- Promotional release poster
- Genre: comedy drama
- Created by: Divya Rao
- Written by: Anant Tripathi; Parijat Joshi; Tarun Dudeja; Unaiza Merchant;
- Directed by: Akarsh Khurana; Adhaar Khurana;
- Starring: Sumeet Vyas; Arjun Mathur; Parambrata Chattopadhyay; Rukshar Dhillon; Taaruk Raina; Gopal Datt; Ahsaas Channa;
- Music by: Khamosh Shah
- Country of origin: India
- Original language: Hindi
- No. of seasons: 1
- No. of episodes: 8

Production
- Executive producer: Sanjeevkumar Nair
- Producer: Rohit Jain
- Cinematography: Akash Agrawal
- Editors: Jitendra Dongare; Sanyukta Kaza; Vansh Mehta;
- Production company: Lionsgate India

Original release
- Network: Lionsgate Play
- Release: 4 March 2022

= Jugaadistan =

Indian comedy drama television series

Jugaadistan is a 2022 Indian Hindi-language comedy drama television series produced under the banner of Lionsgate India. The series stars Sumeet Vyas, Arjun Mathur, Parambrata Chattopadhyay, Rukshar Dhillon, Taaruk Raina, Gopal Datt and Ahsaas Channa. It premiered on Lionsgate Play on 4 March 2022.

== Cast ==
- Sumeet Vyas as Gaurav Bhati
- Arjun Mathur as Tarush Khetrapal
- Parambrata Chattopadhyay as Bijoy Das
- Rukshar Dhillon as Ruhi Sada
- Taaruk Raina as Lucky Kohli
- Gopal Datt as Nadeem Dalvi
- Ahsaas Channa as Ayesha Rehman
- Tanvi Azmi as Kamala Reddy
- Himika Bose as Aarti Chatterjee
- Lukram Smil as Kenny Laishram
- Aamir Mallick as Prashant Bharti
- Priyank Tiwari as Nishant Kumar
- Akash Khurana as Dharmaesh Mistry
- Adhir Bhat as Bobby Nagra

== Production ==
The series was announced by Lionsgate India, consisting of eight episodes.
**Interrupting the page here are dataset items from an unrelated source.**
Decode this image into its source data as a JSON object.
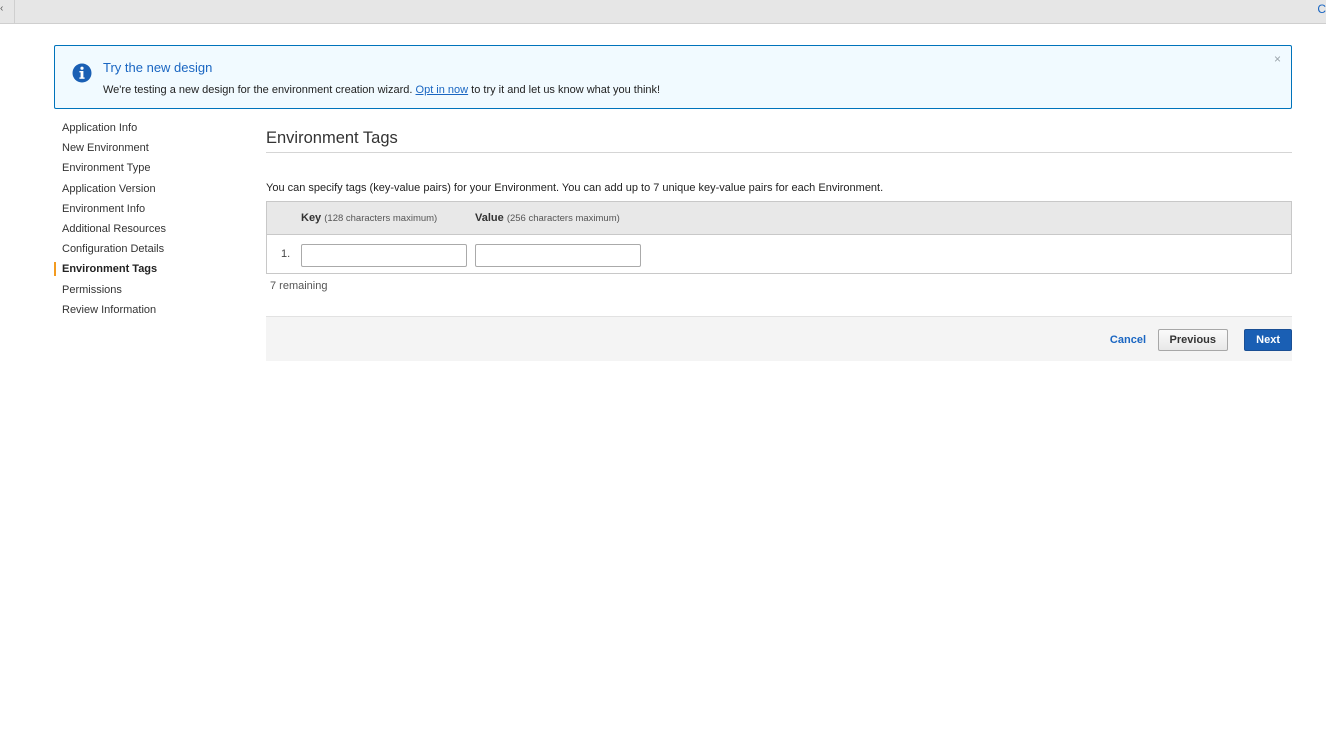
{
  "colors": {
    "accent": "#1a66c2",
    "banner_border": "#0073bb",
    "banner_bg": "#f1faff",
    "nav_active_marker": "#f39b20",
    "primary_button": "#1a5fb4"
  },
  "topbar": {
    "left_glyph": "‹",
    "right_glyph": "C"
  },
  "banner": {
    "icon": "info-icon",
    "title": "Try the new design",
    "message_before": "We're testing a new design for the environment creation wizard.",
    "link_text": "Opt in now",
    "message_after": "to try it and let us know what you think!",
    "close_label": "×"
  },
  "sidebar": {
    "items": [
      {
        "label": "Application Info",
        "active": false
      },
      {
        "label": "New Environment",
        "active": false
      },
      {
        "label": "Environment Type",
        "active": false
      },
      {
        "label": "Application Version",
        "active": false
      },
      {
        "label": "Environment Info",
        "active": false
      },
      {
        "label": "Additional Resources",
        "active": false
      },
      {
        "label": "Configuration Details",
        "active": false
      },
      {
        "label": "Environment Tags",
        "active": true
      },
      {
        "label": "Permissions",
        "active": false
      },
      {
        "label": "Review Information",
        "active": false
      }
    ]
  },
  "main": {
    "title": "Environment Tags",
    "description": "You can specify tags (key-value pairs) for your Environment. You can add up to 7 unique key-value pairs for each Environment.",
    "table": {
      "key_header": "Key",
      "key_hint": "(128 characters maximum)",
      "value_header": "Value",
      "value_hint": "(256 characters maximum)",
      "rows": [
        {
          "number": "1.",
          "key": "",
          "value": ""
        }
      ]
    },
    "remaining": "7 remaining"
  },
  "footer": {
    "cancel_label": "Cancel",
    "previous_label": "Previous",
    "next_label": "Next"
  }
}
Sumeet Vyas, Arjun Mathur, Parambrata Chattopadhyay, Rukshar Dhillon, Taaruk Raina, Gopal Datt and Ahsaas Channa joined the cast. The principal photography of the series commenced during the COVID-19 pandemic. It was primarily shot in Delhi, Daryaganj and Paharganj. The cast promoted the series on Kshitij 2022.

== Reception ==
The series was reviewed by Manik Sharma for Firstpost, Abhimanyu Mathur for Hindustan Times and Sonil Dedhia of News18.

Sunidhi Prajapat of OTT Play rated the series 2/5 stars. Ronak Kotecha of The Times of India rated the series 3/5 stars. Prateek Sur of Outlook India gave it a rating of 3.5/5 stars.